Brideshead Revisited was another one with an ending I didn't love. It wasn't an unhappy ending, exactly, but it wasn't the way I would have wanted it to end if I'd been the main character, that's for sure. It was a really troubled, layered, Very British drama with only occasional bits of humour and it made me very glad that I wasn't born into an upper class British family in the early 1900s!
For books (other then reading about the Bielski brothers) I've been working my way through a box of Mercedes Lackey books that I got for $30, "The Cat Who Saw Stars", and "Plum Spooky".
Mercedes Lackey...she's got an amazing imagination, and has written dozens and dozens of books. My favourites are re-workings of fairy tales which involve 'elemental' magic and the Valdemar series.
"Fire Rose" is a retelling of Beauty and the Beast, set just outside San Francisco, involving a rail baron who's been injured in a spell-casing gone awry, and a scholarly bluestocking he hires to be his research assistant. Many adventures ensue, and the story builds to the great San Francisco fire.
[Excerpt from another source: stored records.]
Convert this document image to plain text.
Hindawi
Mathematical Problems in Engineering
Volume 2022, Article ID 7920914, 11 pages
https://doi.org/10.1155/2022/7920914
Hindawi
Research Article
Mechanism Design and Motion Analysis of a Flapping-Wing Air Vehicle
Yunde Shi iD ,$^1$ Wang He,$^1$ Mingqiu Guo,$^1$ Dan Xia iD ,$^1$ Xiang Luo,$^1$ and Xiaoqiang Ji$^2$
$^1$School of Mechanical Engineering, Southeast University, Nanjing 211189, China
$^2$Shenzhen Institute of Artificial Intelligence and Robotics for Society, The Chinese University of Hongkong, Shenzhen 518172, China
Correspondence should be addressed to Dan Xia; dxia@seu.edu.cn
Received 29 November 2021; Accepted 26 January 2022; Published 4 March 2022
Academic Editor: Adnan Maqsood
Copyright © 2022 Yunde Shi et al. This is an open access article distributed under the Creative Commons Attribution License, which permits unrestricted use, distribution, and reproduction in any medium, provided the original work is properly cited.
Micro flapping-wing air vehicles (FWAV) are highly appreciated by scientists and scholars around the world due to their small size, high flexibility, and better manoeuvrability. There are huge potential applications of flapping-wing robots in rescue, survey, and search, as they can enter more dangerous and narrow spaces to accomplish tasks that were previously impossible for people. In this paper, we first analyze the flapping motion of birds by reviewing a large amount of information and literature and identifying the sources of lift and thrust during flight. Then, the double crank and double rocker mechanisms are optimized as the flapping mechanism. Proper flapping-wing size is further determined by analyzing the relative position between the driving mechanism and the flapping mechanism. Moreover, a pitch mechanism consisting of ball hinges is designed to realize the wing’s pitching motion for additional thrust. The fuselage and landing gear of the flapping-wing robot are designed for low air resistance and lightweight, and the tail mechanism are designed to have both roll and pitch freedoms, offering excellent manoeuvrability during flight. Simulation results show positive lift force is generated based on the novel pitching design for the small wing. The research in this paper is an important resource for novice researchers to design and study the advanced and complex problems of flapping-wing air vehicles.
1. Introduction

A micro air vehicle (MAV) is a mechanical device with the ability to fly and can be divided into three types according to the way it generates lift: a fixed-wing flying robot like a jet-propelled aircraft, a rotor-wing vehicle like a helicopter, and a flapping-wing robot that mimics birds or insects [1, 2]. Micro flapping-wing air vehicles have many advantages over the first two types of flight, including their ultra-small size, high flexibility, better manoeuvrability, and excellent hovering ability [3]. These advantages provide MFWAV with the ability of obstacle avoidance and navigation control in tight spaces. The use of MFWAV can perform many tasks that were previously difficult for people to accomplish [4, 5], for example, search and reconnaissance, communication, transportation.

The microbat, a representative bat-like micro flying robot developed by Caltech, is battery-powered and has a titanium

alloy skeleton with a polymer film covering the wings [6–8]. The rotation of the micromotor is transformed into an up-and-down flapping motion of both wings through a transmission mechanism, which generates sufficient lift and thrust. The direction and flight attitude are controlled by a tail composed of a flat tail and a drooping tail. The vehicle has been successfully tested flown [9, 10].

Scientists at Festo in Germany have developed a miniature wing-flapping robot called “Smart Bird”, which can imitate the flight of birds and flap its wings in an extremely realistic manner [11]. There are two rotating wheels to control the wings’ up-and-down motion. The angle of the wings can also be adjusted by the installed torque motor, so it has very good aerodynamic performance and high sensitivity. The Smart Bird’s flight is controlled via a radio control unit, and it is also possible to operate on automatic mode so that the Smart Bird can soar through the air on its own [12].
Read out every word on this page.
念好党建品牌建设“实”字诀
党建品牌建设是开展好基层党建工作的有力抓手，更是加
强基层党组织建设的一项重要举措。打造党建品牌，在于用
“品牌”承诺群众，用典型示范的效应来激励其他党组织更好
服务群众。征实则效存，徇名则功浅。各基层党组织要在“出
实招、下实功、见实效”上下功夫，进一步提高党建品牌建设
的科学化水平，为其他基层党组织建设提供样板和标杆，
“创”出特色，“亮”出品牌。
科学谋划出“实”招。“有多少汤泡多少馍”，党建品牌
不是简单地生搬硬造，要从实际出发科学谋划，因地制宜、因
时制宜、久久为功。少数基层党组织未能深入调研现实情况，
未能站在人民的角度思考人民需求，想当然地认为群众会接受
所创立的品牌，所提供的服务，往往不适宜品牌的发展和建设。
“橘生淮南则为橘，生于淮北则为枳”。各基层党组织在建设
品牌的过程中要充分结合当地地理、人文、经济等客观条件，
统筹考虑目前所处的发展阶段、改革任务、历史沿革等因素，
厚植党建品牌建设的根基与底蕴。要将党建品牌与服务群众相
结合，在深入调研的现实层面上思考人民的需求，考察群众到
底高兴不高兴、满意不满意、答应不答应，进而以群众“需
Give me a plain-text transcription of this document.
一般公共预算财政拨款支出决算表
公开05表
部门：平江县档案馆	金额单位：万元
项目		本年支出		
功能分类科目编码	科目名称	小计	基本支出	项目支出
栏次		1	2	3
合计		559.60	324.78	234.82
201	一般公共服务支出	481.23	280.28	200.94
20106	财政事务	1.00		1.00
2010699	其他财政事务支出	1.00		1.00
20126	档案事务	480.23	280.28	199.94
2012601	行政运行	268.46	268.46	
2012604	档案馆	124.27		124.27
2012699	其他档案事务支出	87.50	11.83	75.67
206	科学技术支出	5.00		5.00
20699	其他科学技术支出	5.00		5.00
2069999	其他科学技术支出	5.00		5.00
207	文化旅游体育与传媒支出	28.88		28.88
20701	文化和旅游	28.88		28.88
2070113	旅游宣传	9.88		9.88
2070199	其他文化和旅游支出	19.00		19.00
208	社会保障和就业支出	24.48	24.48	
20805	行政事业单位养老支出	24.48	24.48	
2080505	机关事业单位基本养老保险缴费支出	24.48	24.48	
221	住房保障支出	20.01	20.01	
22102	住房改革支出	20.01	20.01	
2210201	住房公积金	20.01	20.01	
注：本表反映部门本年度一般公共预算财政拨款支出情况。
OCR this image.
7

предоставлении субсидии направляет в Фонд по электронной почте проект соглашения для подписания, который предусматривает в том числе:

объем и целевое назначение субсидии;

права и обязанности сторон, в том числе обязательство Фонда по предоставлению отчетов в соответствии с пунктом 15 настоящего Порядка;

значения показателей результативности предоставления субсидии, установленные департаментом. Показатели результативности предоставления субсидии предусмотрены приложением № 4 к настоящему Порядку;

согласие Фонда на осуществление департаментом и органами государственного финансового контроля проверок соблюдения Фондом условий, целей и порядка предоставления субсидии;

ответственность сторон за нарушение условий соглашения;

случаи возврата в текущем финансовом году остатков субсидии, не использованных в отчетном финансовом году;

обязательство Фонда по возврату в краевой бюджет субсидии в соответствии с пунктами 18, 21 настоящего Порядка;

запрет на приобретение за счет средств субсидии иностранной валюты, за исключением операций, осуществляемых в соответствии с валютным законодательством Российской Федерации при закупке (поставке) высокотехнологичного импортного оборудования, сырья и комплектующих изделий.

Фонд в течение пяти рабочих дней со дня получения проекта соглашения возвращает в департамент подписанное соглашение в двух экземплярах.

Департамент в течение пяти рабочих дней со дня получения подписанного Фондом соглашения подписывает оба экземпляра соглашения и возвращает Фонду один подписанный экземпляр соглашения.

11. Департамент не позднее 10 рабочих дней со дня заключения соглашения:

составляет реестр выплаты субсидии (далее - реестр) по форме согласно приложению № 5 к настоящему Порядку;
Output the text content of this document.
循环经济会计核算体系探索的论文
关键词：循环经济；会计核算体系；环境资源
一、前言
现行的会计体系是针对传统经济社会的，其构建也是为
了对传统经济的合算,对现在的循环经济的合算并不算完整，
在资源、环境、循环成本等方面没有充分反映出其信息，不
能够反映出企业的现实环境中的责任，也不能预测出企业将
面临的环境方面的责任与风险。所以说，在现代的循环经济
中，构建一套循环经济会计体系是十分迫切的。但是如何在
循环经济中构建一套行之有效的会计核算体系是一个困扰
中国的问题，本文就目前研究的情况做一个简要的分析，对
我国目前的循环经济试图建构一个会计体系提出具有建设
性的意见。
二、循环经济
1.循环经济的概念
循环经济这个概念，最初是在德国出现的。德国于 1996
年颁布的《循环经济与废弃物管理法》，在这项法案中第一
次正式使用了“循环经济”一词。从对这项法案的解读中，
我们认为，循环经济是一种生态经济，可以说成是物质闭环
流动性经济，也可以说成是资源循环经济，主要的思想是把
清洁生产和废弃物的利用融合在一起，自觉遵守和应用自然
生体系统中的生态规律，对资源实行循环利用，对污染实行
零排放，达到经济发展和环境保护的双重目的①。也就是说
I've been having issues with her Valdemar series - some of them are really fun and enjoyable, but this one trilogy I read which is chronologically the beginning of the series is SO dark and the main character SO winy and SO tragic the first time I tried to read them I only made it partway through the second book. Since this trilogy was in the box of books I bought, I figured I'd take another stab at them, but by the time I was done I felt like I needed to clean out my brain with a pot scrubber. Icky!
"The Cat Who..." series by Lillian Jackson Braun is this fun bunch of 'cozy' mysteries about a supernaturally smart Siamese cat and his journalist owner and the murder cases in which they get embroiled. It's light, happy reading that makes me want to move to a small town somewhere, and get a Siamese cat. Which I'm sure Dax would not approve of, and Trevor definitely doesn't, so I'll put getting a Siamese on my list of things to do before I die and worry about it later. :)
"Plum Spooky" is a Stephanie Plum 'between the numbers' book. I've been reading anything written by Janet Evanovitch for a while now, because they're laugh-out-loud-on-the-ctrain funny. "Finger Licking Fifteen" is coming out this year sometime, and these books describe the adventures of Stephanie Plum, America's most accident-prone bounty hunter. I can't even begin to tell you how funny they are - often highly inappropriate, but hysterically amusing. "Plum Spooky" involves a monkey named Carl who plays Game Boy, a deadbeat brother recovering from being shot in the buttocks with a staple gun, a James Bond-like plot by a maniac to control the weather, a FTA resisting arrest in a produce wearhouse, and a mysterious guy named Diesel who calls himself an 'unmentionable'. It's good stuff!